Key statistics from our research released last week:
- 7.95% of employees in the average enterprise used a Chinese GenAI tool
- 1,059 users uploaded more than 17MB of content each
- 535 separate incidents of sensitive exposure were recorded
Breakdown of what was leaked:
- 32.8% involved source code, access credentials, or proprietary algorithms
- 18.2% included M&A documents and investment models
- 17.8% exposed PII such as customer or employee records
- 14.4% contained internal financial data
Each Chinese tool showed distinct risk characteristics. Baidu Chat, for instance, was disproportionately responsible for leaked legal and payment documents. DeepSeek had a high rate of credit card and employee PII exposure.
These tools often provide little to no visibility, auditability, or retention controls, yet employees adopt them with minimal friction.
Embedded AI in SaaS tools is creating an invisible layer of exposure
Not all GenAI risk comes from obvious chatbots. A growing share now stems from everyday SaaS tools that quietly embed LLMs and train on user content. On average, organizations discovered their employees using 23.22 new AI apps in Q2. With each of these needing to be properly vetted and reviewed, security teams are more stretched than ever.
To better understand what type of data is going into these tools, we analyzed ten of the most frequently used embedded-AI applications in the enterprise. These tools are not flagged as GenAI tools by most enterprise controls. Yet they often receive sensitive content:
- Canva was used to create documents containing legal strategy, M&A planning, and client data
- Replit and Lovable.dev handled proprietary code and access keys
- Grammarly and Quillbot were used for editing contracts, client emails, and internal legal language

Without robust governance, enterprise data now enters these systems by default (and often stays there).

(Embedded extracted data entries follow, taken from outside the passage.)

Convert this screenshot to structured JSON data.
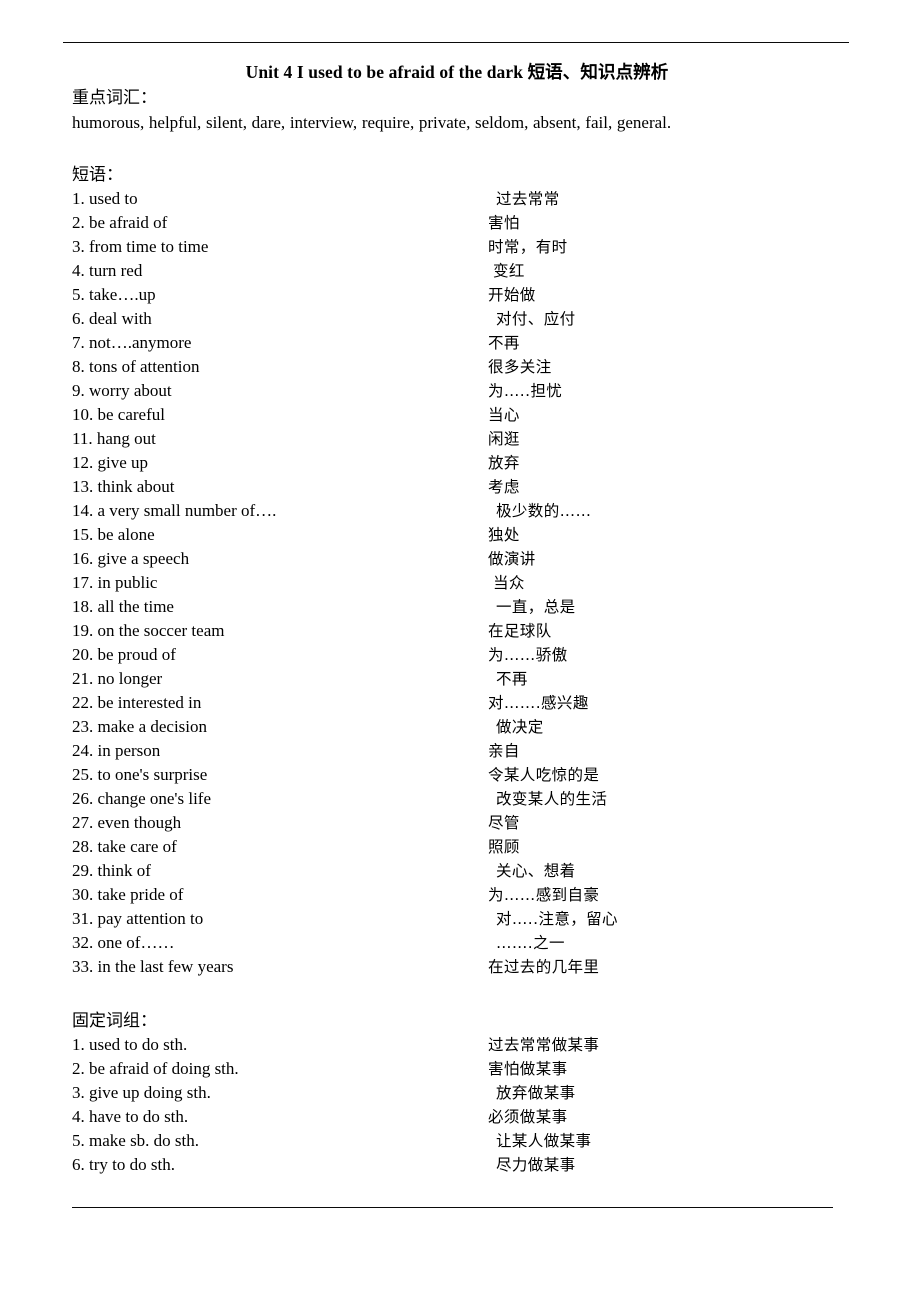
{
  "document": {
    "title": "Unit 4 I used to be afraid of the dark  短语、知识点辨析",
    "sections": {
      "vocab_heading": "重点词汇：",
      "vocab_text": "humorous, helpful, silent, dare, interview, require, private, seldom, absent, fail, general.",
      "phrases_heading": "短语：",
      "fixed_heading": "固定词组："
    }
  },
  "phrases": [
    {
      "num": "1.",
      "en": "used to",
      "cn": "过去常常",
      "indent": "i1"
    },
    {
      "num": "2.",
      "en": "be afraid of",
      "cn": "害怕",
      "indent": "i3"
    },
    {
      "num": "3.",
      "en": "from time to time",
      "cn": "时常，有时",
      "indent": "i3"
    },
    {
      "num": "4.",
      "en": "turn red",
      "cn": "变红",
      "indent": "i2"
    },
    {
      "num": "5.",
      "en": "take….up",
      "cn": "开始做",
      "indent": "i3"
    },
    {
      "num": "6.",
      "en": "deal with",
      "cn": "对付、应付",
      "indent": "i1"
    },
    {
      "num": "7.",
      "en": "not….anymore",
      "cn": "不再",
      "indent": "i3"
    },
    {
      "num": "8.",
      "en": "tons of attention",
      "cn": "很多关注",
      "indent": "i3"
    },
    {
      "num": "9.",
      "en": "worry about",
      "cn": "为…..担忧",
      "indent": "i3"
    },
    {
      "num": "10.",
      "en": "be careful",
      "cn": "当心",
      "indent": "i3"
    },
    {
      "num": "11.",
      "en": "hang out",
      "cn": "闲逛",
      "indent": "i3"
    },
    {
      "num": "12.",
      "en": "give up",
      "cn": "放弃",
      "indent": "i3"
    },
    {
      "num": "13.",
      "en": "think about",
      "cn": "考虑",
      "indent": "i3"
    },
    {
      "num": "14.",
      "en": "a very small number of….",
      "cn": "极少数的……",
      "indent": "i1"
    },
    {
      "num": "15.",
      "en": "be alone",
      "cn": "独处",
      "indent": "i3"
    },
    {
      "num": "16.",
      "en": "give a speech",
      "cn": "做演讲",
      "indent": "i3"
    },
    {
      "num": "17.",
      "en": "in public",
      "cn": "当众",
      "indent": "i2"
    },
    {
      "num": "18.",
      "en": "all the time",
      "cn": "一直，总是",
      "indent": "i1"
    },
    {
      "num": "19.",
      "en": "on the soccer team",
      "cn": "在足球队",
      "indent": "i3"
    },
    {
      "num": "20.",
      "en": "be proud of",
      "cn": "为……骄傲",
      "indent": "i3"
    },
    {
      "num": "21.",
      "en": "no longer",
      "cn": "不再",
      "indent": "i1"
    },
    {
      "num": "22.",
      "en": "be interested in",
      "cn": "对…….感兴趣",
      "indent": "i3"
    },
    {
      "num": "23.",
      "en": "make a decision",
      "cn": "做决定",
      "indent": "i1"
    },
    {
      "num": "24.",
      "en": "in person",
      "cn": "亲自",
      "indent": "i3"
    },
    {
      "num": "25.",
      "en": "to one's surprise",
      "cn": "令某人吃惊的是",
      "indent": "i3"
    },
    {
      "num": "26.",
      "en": "change one's life",
      "cn": "改变某人的生活",
      "indent": "i1"
    },
    {
      "num": "27.",
      "en": "even though",
      "cn": "尽管",
      "indent": "i3"
    },
    {
      "num": "28.",
      "en": "take care of",
      "cn": "照顾",
      "indent": "i3"
    },
    {
      "num": "29.",
      "en": "think of",
      "cn": "关心、想着",
      "indent": "i1"
    },
    {
      "num": "30.",
      "en": "take pride of",
      "cn": "为……感到自豪",
      "indent": "i3"
    },
    {
      "num": "31.",
      "en": "pay attention to",
      "cn": "对…..注意，留心",
      "indent": "i1"
    },
    {
      "num": "32.",
      "en": "one of……",
      "cn": "…….之一",
      "indent": "i1"
    },
    {
      "num": "33.",
      "en": "in the last few years",
      "cn": "在过去的几年里",
      "indent": "i3"
    }
  ],
  "fixed_phrases": [
    {
      "num": "1.",
      "en": "used to do sth.",
      "cn": "过去常常做某事",
      "indent": "i3"
    },
    {
      "num": "2.",
      "en": "be afraid of doing sth.",
      "cn": "害怕做某事",
      "indent": "i3"
    },
    {
      "num": "3.",
      "en": "give up doing sth.",
      "cn": "放弃做某事",
      "indent": "i1"
    },
    {
      "num": "4.",
      "en": "have to do sth.",
      "cn": "必须做某事",
      "indent": "i3"
    },
    {
      "num": "5.",
      "en": "make sb. do sth.",
      "cn": "让某人做某事",
      "indent": "i1"
    },
    {
      "num": "6.",
      "en": "try to do sth.",
      "cn": "尽力做某事",
      "indent": "i1"
    }
  ]
}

Enterprises must adapt their governance to reflect AI’s new shape
Shadow IT has long challenged security teams. But the rise of AI embedded in mainstream tools has exacerbated this challenge.

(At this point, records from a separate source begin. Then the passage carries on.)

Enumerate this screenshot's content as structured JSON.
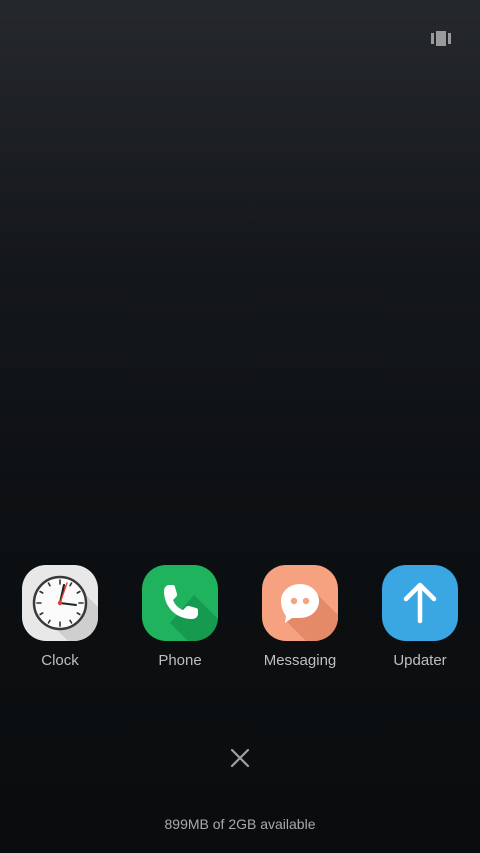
{
  "header": {
    "icon": "cards-view-icon"
  },
  "apps": [
    {
      "label": "Clock",
      "icon": "clock-icon",
      "color": "#eaeaea"
    },
    {
      "label": "Phone",
      "icon": "phone-icon",
      "color": "#1fb35e"
    },
    {
      "label": "Messaging",
      "icon": "chat-bubble-icon",
      "color": "#f6a180"
    },
    {
      "label": "Updater",
      "icon": "arrow-up-icon",
      "color": "#3aa6e2"
    }
  ],
  "close": {
    "icon": "close-icon"
  },
  "memory": {
    "text": "899MB of 2GB available"
  }
}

The stopgap measure had been to block any tool in the “AI Category”, but AI is now embedded in the very tools employees rely on every day. In many cases, employees have little knowledge they are exposing business data.

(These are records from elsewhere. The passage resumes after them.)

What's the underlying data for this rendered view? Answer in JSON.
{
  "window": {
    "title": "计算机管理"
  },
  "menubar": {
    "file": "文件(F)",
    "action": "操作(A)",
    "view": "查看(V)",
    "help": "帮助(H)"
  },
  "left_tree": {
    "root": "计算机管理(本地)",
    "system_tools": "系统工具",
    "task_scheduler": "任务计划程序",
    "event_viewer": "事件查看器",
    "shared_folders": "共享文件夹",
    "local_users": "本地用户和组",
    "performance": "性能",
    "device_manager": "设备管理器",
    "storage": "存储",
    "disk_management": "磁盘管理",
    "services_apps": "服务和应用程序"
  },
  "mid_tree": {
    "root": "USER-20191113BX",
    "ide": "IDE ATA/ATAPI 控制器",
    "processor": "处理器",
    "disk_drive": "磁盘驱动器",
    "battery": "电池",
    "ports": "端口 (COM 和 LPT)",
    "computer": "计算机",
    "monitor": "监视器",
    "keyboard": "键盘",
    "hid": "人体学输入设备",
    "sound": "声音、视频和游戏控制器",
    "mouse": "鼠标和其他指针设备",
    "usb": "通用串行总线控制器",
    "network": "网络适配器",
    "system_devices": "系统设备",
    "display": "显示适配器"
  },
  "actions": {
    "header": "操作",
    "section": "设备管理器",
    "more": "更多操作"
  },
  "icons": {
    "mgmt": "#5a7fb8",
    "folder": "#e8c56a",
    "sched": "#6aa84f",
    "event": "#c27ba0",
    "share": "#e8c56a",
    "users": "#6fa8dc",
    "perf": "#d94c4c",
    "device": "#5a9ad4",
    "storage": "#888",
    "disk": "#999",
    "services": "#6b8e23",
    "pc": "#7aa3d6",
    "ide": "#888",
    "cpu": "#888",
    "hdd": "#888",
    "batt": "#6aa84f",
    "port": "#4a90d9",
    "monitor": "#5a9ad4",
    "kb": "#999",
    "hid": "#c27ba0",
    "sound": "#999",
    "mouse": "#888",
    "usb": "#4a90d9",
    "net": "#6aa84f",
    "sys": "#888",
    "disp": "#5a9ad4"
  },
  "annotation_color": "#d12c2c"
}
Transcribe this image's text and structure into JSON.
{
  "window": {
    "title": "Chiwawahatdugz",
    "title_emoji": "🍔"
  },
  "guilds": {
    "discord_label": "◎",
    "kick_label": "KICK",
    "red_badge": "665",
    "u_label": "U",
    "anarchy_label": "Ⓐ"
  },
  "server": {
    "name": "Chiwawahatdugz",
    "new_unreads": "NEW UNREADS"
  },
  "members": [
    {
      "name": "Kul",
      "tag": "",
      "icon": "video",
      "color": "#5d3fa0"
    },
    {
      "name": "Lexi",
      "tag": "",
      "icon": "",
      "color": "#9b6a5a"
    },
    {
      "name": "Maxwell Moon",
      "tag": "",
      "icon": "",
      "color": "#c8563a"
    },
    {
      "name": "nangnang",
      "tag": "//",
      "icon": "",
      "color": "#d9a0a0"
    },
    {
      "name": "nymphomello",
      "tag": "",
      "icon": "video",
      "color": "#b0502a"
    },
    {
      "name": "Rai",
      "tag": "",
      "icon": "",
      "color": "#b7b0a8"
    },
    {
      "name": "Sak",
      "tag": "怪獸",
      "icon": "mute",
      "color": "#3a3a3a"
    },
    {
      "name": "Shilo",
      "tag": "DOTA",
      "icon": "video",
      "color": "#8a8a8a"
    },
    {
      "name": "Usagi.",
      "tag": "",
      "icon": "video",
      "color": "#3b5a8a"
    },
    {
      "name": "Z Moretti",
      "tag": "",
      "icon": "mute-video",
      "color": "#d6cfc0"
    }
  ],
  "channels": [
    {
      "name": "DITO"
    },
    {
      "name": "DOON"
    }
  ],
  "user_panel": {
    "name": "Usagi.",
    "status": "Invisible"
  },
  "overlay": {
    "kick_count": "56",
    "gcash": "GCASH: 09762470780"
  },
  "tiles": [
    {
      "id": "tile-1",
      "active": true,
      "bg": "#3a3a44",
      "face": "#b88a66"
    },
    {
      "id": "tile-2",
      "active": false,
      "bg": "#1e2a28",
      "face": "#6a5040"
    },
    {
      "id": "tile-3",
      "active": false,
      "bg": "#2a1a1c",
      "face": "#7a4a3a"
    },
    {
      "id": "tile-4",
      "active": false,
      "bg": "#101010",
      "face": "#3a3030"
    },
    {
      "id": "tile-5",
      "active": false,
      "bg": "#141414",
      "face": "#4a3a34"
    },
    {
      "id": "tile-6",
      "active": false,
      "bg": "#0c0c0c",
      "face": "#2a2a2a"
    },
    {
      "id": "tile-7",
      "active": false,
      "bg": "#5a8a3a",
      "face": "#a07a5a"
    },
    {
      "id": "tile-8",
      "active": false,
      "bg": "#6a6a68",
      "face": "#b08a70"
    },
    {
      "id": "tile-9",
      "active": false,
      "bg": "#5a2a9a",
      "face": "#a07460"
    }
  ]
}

This shift demands a data-first governance model. Gartner has started referring to this as AI Usage Control (AI-UC), an emerging category focused on monitoring what data flows into AI systems, not just which tools are used.
To adapt, enterprises must:
- Gain visibility into tool usage (including free tiers and embedded tools)
- Monitor what types of data are entering GenAI systems
- Enforce context-aware controls at the data layer
- Establish opt-out policies and model training restrictions with vendors
The tools are already here. The data is already flowing. The only question is whether governance can catch up in time.